The Israel National Trail (Shvil Israel) takes you across the entire country, providing a chance to see biblical sites, gorgeous scenery, and modern Israeli life. It passes through forests, deserts, villages, and historic sites.
Inaugurated in 1994, the Israel National Trail (INT) is managed by the Israel Trails Committee. The founders of the trail wanted to provide Israelis with a way to explore the country, drawing inspiration from the Appalachian Trails.
If you are planning a trip to Israel or looking for a new hiking destination, examine the following guide.
Israel National Trail Route Outline
The trail covers over 1000 kilometers, extending from the mountainous Upper Galilee to the waters of the red sea. Hiking the entire path takes three to eight weeks, depending on your hiking experience, pace, and which color marker you choose to follow.
Due to the length of the route, most hikers do not complete the entire trail. In 2010, the Israel Trails Committee divided the route into 12 smaller sections, allowing hikers to travel individual portions of the trail. Some of the sections provide short one-day or weekend hikes.
The trail starts at the northern edge of Israel in the Galilee near the Lebanon border. The region is mountainous and contains many cliffs. Some parts are deserted, while others feature planted forests and natural vegetation.
As you work your way south toward the center of the country, the landscape gives way to flat plains and various rural agricultural communities.
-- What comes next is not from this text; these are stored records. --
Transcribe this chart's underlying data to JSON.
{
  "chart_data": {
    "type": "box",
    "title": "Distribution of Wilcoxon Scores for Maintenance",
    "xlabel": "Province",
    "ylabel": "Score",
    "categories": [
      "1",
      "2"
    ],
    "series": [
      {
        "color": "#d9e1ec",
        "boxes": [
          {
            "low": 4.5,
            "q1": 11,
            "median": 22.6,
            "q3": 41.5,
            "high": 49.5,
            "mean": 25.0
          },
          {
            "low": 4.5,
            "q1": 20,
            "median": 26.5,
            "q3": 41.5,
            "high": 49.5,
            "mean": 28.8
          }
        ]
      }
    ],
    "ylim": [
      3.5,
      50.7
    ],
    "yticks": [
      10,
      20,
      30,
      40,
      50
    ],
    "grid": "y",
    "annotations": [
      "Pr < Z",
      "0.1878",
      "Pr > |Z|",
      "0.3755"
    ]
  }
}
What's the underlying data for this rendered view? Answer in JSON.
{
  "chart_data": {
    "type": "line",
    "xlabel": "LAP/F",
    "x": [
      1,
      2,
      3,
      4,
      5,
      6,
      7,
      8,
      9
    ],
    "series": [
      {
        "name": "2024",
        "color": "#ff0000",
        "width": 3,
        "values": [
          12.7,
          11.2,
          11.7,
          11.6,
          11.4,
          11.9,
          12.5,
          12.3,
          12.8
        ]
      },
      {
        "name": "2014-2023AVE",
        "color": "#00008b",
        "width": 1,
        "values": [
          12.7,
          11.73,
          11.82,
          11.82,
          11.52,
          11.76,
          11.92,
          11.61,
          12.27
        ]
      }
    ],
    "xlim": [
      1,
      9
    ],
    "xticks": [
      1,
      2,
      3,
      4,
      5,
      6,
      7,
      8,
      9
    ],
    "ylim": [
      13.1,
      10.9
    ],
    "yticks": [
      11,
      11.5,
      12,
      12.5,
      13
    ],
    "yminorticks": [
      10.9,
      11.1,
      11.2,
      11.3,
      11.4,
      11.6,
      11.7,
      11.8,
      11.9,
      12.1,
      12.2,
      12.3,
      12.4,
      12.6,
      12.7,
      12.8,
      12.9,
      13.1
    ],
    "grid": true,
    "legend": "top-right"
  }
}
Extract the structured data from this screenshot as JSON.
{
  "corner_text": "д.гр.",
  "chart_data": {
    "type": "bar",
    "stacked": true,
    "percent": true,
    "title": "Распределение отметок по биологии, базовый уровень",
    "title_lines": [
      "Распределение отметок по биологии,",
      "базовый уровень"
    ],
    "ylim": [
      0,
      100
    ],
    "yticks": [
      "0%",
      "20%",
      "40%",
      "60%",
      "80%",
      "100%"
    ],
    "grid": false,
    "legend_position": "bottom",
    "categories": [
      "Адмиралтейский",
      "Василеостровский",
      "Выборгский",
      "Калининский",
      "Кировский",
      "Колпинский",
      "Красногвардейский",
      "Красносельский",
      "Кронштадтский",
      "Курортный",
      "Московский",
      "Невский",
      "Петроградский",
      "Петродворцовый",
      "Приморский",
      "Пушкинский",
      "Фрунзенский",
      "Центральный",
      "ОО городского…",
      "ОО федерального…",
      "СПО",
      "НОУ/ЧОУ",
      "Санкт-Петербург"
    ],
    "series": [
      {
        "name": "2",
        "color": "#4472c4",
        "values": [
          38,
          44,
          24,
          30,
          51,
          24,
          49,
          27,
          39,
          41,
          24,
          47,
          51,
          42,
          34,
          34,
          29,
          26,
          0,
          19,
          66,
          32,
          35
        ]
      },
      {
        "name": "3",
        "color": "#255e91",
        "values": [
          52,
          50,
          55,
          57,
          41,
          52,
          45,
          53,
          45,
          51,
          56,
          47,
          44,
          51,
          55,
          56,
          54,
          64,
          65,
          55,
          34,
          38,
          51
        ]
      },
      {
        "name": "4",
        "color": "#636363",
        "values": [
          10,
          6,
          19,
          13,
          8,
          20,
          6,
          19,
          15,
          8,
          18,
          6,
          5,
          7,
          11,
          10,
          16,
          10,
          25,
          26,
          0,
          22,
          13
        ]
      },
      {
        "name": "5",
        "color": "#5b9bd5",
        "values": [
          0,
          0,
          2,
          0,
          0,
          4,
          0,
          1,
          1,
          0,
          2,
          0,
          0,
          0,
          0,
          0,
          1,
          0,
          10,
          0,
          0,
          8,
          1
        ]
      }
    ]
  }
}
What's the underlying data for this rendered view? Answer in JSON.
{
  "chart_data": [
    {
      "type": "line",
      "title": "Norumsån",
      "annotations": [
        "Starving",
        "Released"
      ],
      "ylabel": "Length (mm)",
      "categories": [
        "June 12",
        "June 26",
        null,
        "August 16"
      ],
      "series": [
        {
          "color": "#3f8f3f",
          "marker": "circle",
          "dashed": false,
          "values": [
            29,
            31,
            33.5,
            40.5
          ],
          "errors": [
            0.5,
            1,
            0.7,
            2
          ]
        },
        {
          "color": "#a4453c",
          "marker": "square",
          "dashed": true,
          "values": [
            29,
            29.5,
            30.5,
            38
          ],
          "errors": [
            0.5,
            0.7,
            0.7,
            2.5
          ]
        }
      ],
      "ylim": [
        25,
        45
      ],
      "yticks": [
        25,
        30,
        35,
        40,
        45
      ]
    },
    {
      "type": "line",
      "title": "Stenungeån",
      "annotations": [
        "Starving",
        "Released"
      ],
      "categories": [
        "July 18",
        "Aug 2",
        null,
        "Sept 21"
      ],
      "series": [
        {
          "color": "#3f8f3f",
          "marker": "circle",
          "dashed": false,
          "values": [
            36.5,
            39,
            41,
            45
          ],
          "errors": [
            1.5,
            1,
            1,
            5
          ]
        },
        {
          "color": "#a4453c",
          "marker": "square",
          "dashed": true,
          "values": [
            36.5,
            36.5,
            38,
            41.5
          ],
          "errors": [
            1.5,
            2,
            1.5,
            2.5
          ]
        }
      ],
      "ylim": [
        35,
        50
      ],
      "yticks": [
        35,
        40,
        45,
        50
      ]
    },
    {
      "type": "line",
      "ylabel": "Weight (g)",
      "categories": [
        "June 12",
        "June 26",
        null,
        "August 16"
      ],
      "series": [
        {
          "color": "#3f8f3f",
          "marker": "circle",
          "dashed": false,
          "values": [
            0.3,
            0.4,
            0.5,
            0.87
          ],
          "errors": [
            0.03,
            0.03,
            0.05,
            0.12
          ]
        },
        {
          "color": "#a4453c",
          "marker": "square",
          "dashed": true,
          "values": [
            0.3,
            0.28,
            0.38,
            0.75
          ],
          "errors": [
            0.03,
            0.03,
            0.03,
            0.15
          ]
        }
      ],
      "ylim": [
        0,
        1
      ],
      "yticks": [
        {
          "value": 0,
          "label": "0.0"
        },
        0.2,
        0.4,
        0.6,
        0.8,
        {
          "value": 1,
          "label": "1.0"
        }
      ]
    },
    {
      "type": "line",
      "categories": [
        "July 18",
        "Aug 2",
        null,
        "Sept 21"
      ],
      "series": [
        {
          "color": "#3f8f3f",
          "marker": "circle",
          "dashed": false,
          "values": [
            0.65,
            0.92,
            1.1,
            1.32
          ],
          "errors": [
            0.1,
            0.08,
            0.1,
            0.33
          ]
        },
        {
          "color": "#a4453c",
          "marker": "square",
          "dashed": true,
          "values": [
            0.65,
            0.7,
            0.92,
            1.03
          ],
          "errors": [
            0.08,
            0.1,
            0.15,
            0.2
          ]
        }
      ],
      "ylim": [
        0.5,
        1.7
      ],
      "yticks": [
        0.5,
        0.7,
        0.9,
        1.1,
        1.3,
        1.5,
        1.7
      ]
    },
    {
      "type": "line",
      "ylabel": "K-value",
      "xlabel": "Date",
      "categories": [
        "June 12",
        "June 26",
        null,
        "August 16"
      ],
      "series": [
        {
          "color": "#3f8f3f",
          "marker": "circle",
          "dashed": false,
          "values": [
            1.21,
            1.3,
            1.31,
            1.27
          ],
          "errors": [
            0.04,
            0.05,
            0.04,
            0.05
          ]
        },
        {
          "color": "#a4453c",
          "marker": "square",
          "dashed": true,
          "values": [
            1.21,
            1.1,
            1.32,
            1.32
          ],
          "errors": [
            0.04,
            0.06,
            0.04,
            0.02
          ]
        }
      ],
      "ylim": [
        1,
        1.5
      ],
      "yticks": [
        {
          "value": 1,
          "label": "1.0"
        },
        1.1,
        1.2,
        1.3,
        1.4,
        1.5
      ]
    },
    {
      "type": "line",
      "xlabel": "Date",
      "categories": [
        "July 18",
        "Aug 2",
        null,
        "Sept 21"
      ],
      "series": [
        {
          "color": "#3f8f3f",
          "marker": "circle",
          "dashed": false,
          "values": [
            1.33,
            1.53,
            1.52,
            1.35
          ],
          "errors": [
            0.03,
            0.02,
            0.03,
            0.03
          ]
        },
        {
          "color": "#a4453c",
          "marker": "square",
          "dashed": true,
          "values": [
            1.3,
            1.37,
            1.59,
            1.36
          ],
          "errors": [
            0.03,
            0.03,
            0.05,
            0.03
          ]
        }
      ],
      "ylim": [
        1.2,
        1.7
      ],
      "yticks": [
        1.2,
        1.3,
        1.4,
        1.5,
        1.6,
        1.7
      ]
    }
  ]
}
The trail comes close to the densely populated cities while keeping you far enough away to remain surrounded by nature.
After you pass Jerusalem, the trail previously took you from Arad directly to HaMakhtesh HaKatan (the small crater). The 40-kilometer trek cut out the Dead Sea from the trail.
Toward the southern portion of the trail, the scenery changes to a barren desert landscape. This is the toughest portion of the route, requiring careful planning for water and supplies.
Tips for Your First Time Hiking the Israel Trail
Instead of walking 1000 kilometers, you can pick and choose the sections you want to hike. Many of these areas also start and end near cities or towns, making it easy to find accommodations. When choosing which part of the trail to travel, be sure to check the weather as different sections may be more difficult depending on weather conditions.
Bring lots of water. Temperatures can exceed 100-degrees Fahrenheit in the dry landscape of the Negev desert. The average person needs at least three liters of water per day when navigating the desert terrain.
Some portions of the trip may also require you to place caches of supplies at designated spots due to the remoteness of the region, especially in the rugged southern section of the Israel Trail. Experts recommend placing stashes south of Arad and near the bottom of the small crater.
When hiking in the desert terrain, take advantage of any shade that you find. Near the dry riverbeds, you are more likely to find occasional trees or shrubs that provide brief shelter from the sun.
Top Attractions and Detours on the Israel Trail
During your trek, you will come across quite a few attractions and several important cultural sites. For a rewarding experience, try stopping at some of these destinations.
Recent changes to the trail now make it easier to visit Masada during your hike. When you pass Arad, the trail takes you to the ancient fortress.
Located on top of a rocky plateau, Masada overlooks the Dead Sea to the east. You can visit some of the archeological sites, including a partially unearthed portion of the Northern Palace and the site of an ancient Byzantine church.
If you want to rest indoors during this leg of the Israel Trail, consider staying at a Masada lodge, hostel, or campsite, depending on the weather and your personal preference.
The Dead Sea
After passing through Masada, visit the Dead Sea and the Ein Bokek region. The Dead Sea is an important Biblical site. Sodom, Gomorra, and several other ancient cities were located on the shores of the sea.
The Dead Sea is the lowest point on Earth and is world-famous for its particular qualities. The high density of salt in the water allows you to float buoyantly, rather than swim.
In modern times, the Ein Bokek area has become a thriving resort district, with 14 different hotels and a wide variety of spas. Ein Bokek is also near the ruins of Metzad Bokek, an ancient Roman-era fortress, and the Bokek Stream.
Along with these attractions, the trail passes through many other significant sites, including Eilat, Ben Shemen Forest, and Jerusalem. For a full experience, try visiting as many of these areas as you can during your hike on the Israel National Trail.
Tel Dan Nature Preserve
The northernmost point of the trail is Kibbutz Dan, located near the site of the ancient city of Dan. The city was mentioned in the Hebrew Bible and one of the original bronze age gates remains.
Most of the area that was once occupied by the tribe of Dan is now a nature preserve. You can start your trip with a gentle hike through the lush vegetation and pass the Dan River, which is the largest of the three sources of the Jordan River.
To start the trek early in the day, stay in kibbutz Dan the night before. The village has many small hotels to accommodate travelers.